GRL-PUL：基于图表示学习和正向无标记学习预测微生物与药物的关联。

大量研究证实，微生物在人体内广泛存在，并对人类健康产生重要影响，而药物则是一种有效的调节方法。因此，确定潜在的微生物-药物关联（MDA）至关重要。由于湿法实验存在成本高、时间长等局限性，用于二元分类任务的计算方法已成为传统实验方法的重要替代方法。由于现有数据集中没有经过验证的阴性 MDA，大多数方法都是从无标记数据中随机抽取阴性样本，这显然会导致假阴性问题。在本手稿中，我们提出了一种基于图表示学习和正向无标记学习（GRL-PUL）的新型模型，用于推断潜在的 MDAs。首先，我们通过在已知的微生物-药物双方格网络上应用加权矩阵因式分解和 PU-bagging策略来筛选可靠的阴性样本。然后，结合多模型属性，构建微生物-药物异构网络。之后，我们引入图注意自动编码器模块，这是一种结合了图卷积网络和图注意网络的编码器，可基于微生物-药物异构网络提取信息嵌入。最后，我们采用改进的随机森林作为最终分类器。在三个基准数据集上与五个基线模型的对比实验表明，我们的模型在AUC、AUPR、ACC、F1-score和MCC方面都超过了其他方法。此外，一些案例研究表明，GRL-PUL 可以预测潜在的 MDA。值得注意的是，我们通过将可靠的负样本选择模块移植到其他最先进的模型中，进一步验证了该模块的有效性，实验结果表明该模块能够大幅提高这些模型的预测性能。

本文章由计算机程序翻译，如有差异，请以英文原文为准。

求助全文

约1分钟内获得全文求助全文

来源期刊

Molecular omics Biochemistry, Genetics and Molecular Biology-Biochemistry

CiteScore

5.40

自引率

3.40%

发文量

期刊介绍： Molecular Omics publishes high-quality research from across the -omics sciences. Topics include, but are not limited to: -omics studies to gain mechanistic insight into biological processes – for example, determining the mode of action of a drug or the basis of a particular phenotype, such as drought tolerance -omics studies for clinical applications with validation, such as finding biomarkers for diagnostics or potential new drug targets -omics studies looking at the sub-cellular make-up of cells – for example, the subcellular localisation of certain proteins or post-translational modifications or new imaging techniques -studies presenting new methods and tools to support omics studies, including new spectroscopic/chromatographic techniques, chip-based/array technologies and new classification/data analysis techniques.
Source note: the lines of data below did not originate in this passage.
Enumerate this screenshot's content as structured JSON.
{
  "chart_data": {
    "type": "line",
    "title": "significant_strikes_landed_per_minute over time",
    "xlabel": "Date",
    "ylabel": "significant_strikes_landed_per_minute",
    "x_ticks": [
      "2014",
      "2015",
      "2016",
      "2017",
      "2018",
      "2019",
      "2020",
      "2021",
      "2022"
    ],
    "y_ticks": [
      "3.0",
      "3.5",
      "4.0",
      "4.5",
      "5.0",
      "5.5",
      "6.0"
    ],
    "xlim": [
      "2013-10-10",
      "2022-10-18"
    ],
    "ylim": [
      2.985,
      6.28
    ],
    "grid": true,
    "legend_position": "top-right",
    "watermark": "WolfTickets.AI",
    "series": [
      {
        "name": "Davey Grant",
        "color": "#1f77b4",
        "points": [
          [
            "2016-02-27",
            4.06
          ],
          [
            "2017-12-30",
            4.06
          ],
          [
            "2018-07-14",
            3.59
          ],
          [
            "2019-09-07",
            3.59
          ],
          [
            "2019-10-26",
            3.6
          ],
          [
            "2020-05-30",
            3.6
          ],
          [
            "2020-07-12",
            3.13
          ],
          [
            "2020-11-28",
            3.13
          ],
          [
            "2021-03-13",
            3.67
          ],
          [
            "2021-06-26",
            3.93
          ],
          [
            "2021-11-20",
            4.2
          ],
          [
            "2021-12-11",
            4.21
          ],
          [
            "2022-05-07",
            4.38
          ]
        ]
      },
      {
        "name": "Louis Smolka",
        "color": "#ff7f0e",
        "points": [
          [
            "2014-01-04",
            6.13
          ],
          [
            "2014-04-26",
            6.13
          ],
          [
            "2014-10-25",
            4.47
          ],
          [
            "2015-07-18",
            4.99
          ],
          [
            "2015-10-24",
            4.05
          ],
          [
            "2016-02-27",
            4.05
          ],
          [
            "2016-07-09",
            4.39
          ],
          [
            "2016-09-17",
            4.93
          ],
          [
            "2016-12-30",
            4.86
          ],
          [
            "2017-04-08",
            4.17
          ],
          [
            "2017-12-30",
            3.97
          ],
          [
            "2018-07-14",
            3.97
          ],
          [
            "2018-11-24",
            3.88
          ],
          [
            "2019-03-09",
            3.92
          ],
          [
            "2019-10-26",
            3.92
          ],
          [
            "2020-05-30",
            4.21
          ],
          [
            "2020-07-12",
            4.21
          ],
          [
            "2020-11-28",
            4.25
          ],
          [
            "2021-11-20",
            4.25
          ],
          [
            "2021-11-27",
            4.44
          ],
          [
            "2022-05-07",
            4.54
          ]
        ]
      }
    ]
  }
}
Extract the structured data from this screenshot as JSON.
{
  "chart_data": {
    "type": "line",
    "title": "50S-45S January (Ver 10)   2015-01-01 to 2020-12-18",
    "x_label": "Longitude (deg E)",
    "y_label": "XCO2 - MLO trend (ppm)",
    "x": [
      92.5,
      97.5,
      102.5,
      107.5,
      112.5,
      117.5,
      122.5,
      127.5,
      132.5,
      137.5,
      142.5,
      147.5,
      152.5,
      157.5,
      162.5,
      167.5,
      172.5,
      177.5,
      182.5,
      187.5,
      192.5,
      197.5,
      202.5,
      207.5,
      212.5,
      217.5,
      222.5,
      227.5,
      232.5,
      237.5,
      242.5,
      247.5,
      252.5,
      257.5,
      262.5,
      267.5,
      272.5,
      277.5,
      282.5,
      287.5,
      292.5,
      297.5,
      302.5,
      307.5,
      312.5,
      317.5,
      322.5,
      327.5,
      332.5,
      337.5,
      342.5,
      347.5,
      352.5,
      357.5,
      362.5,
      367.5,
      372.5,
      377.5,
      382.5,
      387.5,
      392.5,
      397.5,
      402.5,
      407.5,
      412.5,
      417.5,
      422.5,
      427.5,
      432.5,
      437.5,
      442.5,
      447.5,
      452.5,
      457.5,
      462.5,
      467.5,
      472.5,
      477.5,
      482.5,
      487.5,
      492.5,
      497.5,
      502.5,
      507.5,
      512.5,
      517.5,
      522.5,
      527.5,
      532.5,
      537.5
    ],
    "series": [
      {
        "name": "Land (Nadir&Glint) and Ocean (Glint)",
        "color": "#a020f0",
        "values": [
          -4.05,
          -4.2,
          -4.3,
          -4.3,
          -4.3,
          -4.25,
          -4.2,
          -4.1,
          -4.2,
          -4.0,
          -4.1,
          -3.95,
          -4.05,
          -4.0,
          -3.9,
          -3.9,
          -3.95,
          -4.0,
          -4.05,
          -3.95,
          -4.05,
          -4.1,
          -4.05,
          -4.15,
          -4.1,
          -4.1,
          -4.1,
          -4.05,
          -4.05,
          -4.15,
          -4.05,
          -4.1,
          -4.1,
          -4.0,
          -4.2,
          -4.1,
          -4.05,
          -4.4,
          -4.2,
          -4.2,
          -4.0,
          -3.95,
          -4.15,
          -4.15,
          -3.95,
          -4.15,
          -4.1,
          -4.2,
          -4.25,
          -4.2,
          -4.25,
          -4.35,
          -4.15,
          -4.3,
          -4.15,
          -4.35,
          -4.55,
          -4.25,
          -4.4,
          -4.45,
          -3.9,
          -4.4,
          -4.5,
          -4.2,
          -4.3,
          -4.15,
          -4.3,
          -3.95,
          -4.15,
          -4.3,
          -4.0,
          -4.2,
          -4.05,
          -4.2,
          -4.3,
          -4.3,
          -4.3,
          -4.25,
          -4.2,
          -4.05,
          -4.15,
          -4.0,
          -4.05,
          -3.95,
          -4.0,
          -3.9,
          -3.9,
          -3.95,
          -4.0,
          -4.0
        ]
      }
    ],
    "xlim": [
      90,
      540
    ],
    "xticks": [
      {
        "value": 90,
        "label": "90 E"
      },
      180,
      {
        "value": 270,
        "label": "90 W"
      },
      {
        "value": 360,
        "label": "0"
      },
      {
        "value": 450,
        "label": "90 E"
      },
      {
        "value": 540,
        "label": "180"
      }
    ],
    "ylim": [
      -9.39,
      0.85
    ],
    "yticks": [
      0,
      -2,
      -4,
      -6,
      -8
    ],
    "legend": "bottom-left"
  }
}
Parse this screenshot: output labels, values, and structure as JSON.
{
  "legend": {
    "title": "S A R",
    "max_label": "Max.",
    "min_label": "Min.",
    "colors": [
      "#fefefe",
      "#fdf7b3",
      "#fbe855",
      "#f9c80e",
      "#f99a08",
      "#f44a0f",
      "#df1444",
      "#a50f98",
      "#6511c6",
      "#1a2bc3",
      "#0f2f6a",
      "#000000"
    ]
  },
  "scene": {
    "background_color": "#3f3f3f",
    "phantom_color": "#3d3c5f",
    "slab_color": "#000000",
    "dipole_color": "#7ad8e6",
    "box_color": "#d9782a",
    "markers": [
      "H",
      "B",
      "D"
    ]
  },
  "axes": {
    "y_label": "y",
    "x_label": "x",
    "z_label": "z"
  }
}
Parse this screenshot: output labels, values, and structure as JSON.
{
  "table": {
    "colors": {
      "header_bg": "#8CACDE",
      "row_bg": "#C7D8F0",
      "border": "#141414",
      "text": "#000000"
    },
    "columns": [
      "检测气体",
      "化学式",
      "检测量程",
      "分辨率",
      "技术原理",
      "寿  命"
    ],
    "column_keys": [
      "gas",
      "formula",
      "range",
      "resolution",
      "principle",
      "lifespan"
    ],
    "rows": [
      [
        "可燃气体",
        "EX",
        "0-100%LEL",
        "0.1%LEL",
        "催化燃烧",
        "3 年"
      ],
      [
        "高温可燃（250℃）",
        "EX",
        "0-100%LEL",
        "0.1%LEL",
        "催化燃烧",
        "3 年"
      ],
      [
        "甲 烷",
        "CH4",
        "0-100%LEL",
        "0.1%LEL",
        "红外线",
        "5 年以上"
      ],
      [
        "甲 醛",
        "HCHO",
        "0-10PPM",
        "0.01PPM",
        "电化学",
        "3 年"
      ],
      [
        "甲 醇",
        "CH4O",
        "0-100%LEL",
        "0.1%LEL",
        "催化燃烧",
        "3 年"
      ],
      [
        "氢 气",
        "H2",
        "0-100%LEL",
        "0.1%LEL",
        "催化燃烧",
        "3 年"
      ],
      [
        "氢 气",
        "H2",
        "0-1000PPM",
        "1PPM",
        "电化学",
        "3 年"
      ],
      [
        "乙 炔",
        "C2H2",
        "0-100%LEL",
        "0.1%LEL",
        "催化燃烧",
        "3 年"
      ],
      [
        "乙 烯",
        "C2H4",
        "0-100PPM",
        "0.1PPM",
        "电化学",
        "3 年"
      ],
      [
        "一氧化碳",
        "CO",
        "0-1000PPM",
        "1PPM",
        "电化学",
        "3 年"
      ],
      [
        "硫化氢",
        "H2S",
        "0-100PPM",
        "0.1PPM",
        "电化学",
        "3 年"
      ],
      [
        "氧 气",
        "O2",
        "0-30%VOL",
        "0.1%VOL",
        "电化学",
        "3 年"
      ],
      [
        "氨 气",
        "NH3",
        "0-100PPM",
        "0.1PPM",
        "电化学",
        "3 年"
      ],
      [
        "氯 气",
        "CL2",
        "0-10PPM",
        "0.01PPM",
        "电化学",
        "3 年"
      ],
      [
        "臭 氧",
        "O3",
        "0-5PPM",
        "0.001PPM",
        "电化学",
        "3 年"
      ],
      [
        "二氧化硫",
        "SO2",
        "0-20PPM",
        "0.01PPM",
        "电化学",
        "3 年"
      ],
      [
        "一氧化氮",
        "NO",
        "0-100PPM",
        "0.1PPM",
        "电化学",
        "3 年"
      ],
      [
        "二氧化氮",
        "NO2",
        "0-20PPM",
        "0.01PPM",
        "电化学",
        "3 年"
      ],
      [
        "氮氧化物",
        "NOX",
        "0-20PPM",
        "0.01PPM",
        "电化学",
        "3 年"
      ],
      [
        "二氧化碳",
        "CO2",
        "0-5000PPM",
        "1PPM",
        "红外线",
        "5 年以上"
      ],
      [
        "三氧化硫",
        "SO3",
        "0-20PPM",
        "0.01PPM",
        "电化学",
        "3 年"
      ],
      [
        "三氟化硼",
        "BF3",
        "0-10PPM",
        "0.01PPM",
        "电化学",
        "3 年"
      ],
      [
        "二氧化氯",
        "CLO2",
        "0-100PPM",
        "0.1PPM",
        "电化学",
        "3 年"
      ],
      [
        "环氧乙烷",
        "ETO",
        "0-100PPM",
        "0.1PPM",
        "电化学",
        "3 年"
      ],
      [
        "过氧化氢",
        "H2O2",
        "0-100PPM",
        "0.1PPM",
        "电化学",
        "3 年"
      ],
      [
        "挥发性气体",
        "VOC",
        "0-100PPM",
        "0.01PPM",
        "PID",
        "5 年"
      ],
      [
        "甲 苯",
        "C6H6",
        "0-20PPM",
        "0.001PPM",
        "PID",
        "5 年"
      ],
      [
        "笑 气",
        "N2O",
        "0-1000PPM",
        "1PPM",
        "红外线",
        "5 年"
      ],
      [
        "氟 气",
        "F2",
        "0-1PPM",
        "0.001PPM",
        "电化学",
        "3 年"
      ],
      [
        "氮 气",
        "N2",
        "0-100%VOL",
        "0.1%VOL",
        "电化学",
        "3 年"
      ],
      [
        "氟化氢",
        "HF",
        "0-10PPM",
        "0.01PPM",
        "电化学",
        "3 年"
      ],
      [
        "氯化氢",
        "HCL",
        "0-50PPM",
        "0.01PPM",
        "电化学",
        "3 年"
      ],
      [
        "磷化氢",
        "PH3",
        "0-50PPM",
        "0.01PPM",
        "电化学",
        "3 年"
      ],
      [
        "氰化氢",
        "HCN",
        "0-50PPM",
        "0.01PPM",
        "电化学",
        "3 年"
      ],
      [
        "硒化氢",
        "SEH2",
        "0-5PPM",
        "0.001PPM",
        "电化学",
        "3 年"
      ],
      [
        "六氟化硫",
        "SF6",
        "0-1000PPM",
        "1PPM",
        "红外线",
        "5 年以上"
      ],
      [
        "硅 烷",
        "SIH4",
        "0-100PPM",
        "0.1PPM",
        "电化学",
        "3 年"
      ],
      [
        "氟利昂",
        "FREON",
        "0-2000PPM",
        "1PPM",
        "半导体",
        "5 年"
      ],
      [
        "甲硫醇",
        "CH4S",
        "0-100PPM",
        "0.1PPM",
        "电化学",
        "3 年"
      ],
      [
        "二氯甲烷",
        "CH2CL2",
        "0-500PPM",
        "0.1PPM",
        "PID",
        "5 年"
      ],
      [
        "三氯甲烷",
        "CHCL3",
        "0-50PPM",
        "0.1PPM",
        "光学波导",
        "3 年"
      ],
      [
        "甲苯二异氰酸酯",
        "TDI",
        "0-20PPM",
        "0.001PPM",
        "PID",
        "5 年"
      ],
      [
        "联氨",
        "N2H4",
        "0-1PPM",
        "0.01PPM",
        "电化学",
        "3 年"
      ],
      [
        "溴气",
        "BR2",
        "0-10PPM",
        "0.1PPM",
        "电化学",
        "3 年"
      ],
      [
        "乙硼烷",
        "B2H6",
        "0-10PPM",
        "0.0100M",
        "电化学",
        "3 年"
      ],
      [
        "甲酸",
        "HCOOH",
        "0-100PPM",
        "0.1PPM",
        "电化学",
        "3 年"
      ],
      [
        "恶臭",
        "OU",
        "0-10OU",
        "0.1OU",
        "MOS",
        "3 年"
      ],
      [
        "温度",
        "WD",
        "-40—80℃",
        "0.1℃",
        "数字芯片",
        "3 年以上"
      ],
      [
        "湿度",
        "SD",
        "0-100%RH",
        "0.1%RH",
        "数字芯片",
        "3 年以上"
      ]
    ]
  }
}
New methods should be proven and demonstrate an advance in the field. Molecular Omics only accepts articles of high importance and interest that provide significant new insight into important chemical or biological problems. This could be fundamental research that significantly increases understanding or research that demonstrates clear functional benefits. Papers reporting new results that could be routinely predicted, do not show a significant improvement over known research, or are of interest only to the specialist in the area are not suitable for publication in Molecular Omics.